What Types Of Slate Roofing Is Best And Worst For A Gable Roof?

Slate roofing has an elegant look, long lifespan, and minimal upkeep in most situations. But slate roofing is a hefty financial investment so you want to make sure that the material is the best match for the type of roof on your home. If you have a gable roof, which features two steep sloping sides that come together at the ridge peak, there are some important considerations when discussing the possibility of slate roofing with your roofing contractor.

What are the best and worst slate types of roofing for a gable roof?

Worst: Real Slate

Real slate tiles are quite heavy, which isn't a major concern on roof styles that naturally distribute the weight evenly. A gable roof only has the two steep sides that don't allow for natural weight distribution. Unless your roof already has fantastic supports in place, the weight of the slate tiles might end up causing some damage to your home. The problem is especially common in areas that receive heavy snowfall in winter, which can further add to the weight of the roof.

The weight problem doesn't mean you have to shove aside the idea of slate tiles completely. You simply need to realize that there might be a lot more work and money involved if the support structures needed to be added before the slate. If that's a price you are willing to pay, you can't beat the beautiful look of natural slate.

Best: Asphalt Composite Slate

Asphalt composite shingles can be fabricated to resemble slate tiles. Asphalt is one of the most affordable roofing materials, has a very lightweight, and is fairly durable. The shingles won't look exactly like slate under close inspection, but gable roofs tend to be higher, which means only your roofing contractors are going to be close enough to tell the difference.

You might want to choose a different material if you have a home in the country without any wind breaks in place. High winds traveling up the gable slopes can loosen or pull off the asphalt shingles. But for many homeowners, this scenario isn't a problem since trees or neighbors are close enough to act as a wind break.

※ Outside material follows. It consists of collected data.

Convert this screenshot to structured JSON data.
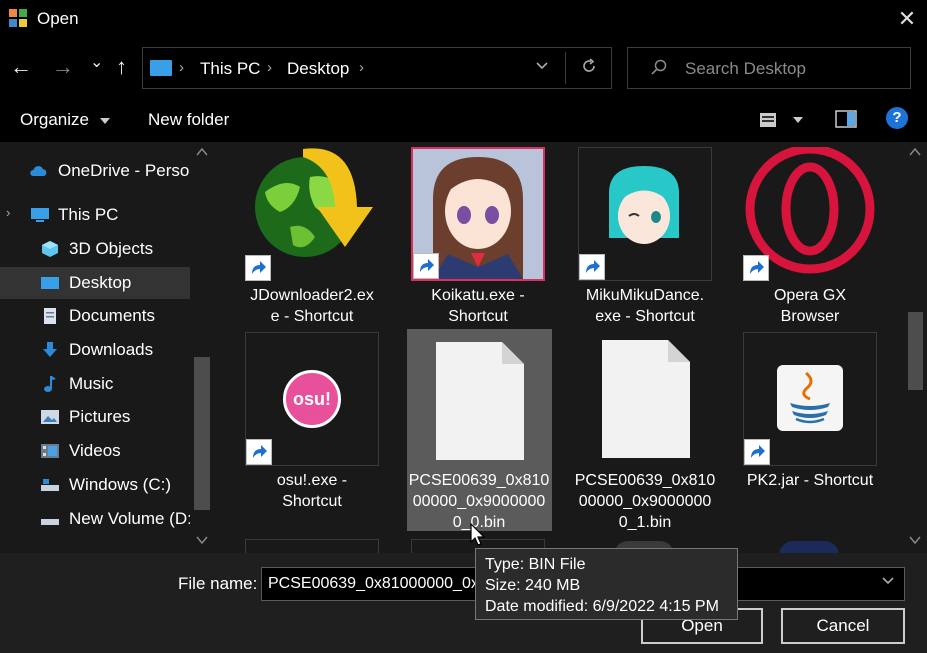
{
  "window": {
    "title": "Open",
    "close_glyph": "✕"
  },
  "nav": {
    "back_glyph": "←",
    "forward_glyph": "→",
    "recent_glyph": "⌄",
    "up_glyph": "↑",
    "breadcrumbs": [
      "This PC",
      "Desktop"
    ],
    "separator_glyph": "›",
    "search_placeholder": "Search Desktop"
  },
  "toolbar": {
    "organize_label": "Organize",
    "new_folder_label": "New folder",
    "help_glyph": "?"
  },
  "sidebar": {
    "items": [
      {
        "label": "OneDrive - Person",
        "icon": "cloud-icon"
      },
      {
        "label": "This PC",
        "icon": "computer-icon"
      },
      {
        "label": "3D Objects",
        "icon": "cube-icon"
      },
      {
        "label": "Desktop",
        "icon": "desktop-icon",
        "selected": true
      },
      {
        "label": "Documents",
        "icon": "document-icon"
      },
      {
        "label": "Downloads",
        "icon": "download-icon"
      },
      {
        "label": "Music",
        "icon": "music-icon"
      },
      {
        "label": "Pictures",
        "icon": "pictures-icon"
      },
      {
        "label": "Videos",
        "icon": "videos-icon"
      },
      {
        "label": "Windows (C:)",
        "icon": "drive-icon"
      },
      {
        "label": "New Volume (D:",
        "icon": "drive-icon"
      }
    ]
  },
  "files": [
    {
      "name": "JDownloader2.exe - Shortcut",
      "cap1": "JDownloader2.ex",
      "cap2": "e - Shortcut",
      "icon": "jdownloader-icon"
    },
    {
      "name": "Koikatu.exe - Shortcut",
      "cap1": "Koikatu.exe -",
      "cap2": "Shortcut",
      "icon": "koikatu-icon"
    },
    {
      "name": "MikuMikuDance.exe - Shortcut",
      "cap1": "MikuMikuDance.",
      "cap2": "exe - Shortcut",
      "icon": "miku-icon"
    },
    {
      "name": "Opera GX Browser",
      "cap1": "Opera GX",
      "cap2": "Browser",
      "icon": "opera-gx-icon"
    },
    {
      "name": "osu!.exe - Shortcut",
      "cap1": "osu!.exe -",
      "cap2": "Shortcut",
      "icon": "osu-icon",
      "icon_text": "osu!"
    },
    {
      "name": "PCSE00639_0x81000000_0x90000000_0.bin",
      "cap1": "PCSE00639_0x810",
      "cap2": "00000_0x9000000",
      "cap3": "0_0.bin",
      "icon": "blank-file-icon",
      "hovered": true
    },
    {
      "name": "PCSE00639_0x81000000_0x90000000_1.bin",
      "cap1": "PCSE00639_0x810",
      "cap2": "00000_0x9000000",
      "cap3": "0_1.bin",
      "icon": "blank-file-icon"
    },
    {
      "name": "PK2.jar - Shortcut",
      "cap1": "PK2.jar - Shortcut",
      "icon": "java-icon"
    }
  ],
  "tooltip": {
    "type": "Type: BIN File",
    "size": "Size: 240 MB",
    "modified": "Date modified: 6/9/2022 4:15 PM"
  },
  "footer": {
    "file_name_label": "File name:",
    "file_name_value": "PCSE00639_0x81000000_0x90000000_0.bin",
    "open_label": "Open",
    "cancel_label": "Cancel"
  },
  "colors": {
    "accent": "#39a0e8",
    "selection": "#333333",
    "hover_tile": "#5b5b5b",
    "osu_pink": "#e8509c",
    "opera_red": "#d7143c"
  }
}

Worst: Fiber Cement Faux Slate

Asphalt isn't the only type of faux slate on the market. If you are on a very limited budget, fiber cement shingles created to look like slate might seem like a wise choice. But while the fiber cement shingles boast the lightweight appeal of asphalt, the material is far less durable than asphalt. Your roof might end up showing wear and tear far faster than if you had chosen another roofing material.

Best: Plastic Composite Faux Slate

There are also artificial slate shingles made from a composite of plastic and polymer. These shingles are more expensive than fiber cement, generally, but are one of the most durable of the faux slate products. In fact, the plastic composite can often prove more durable than natural slate.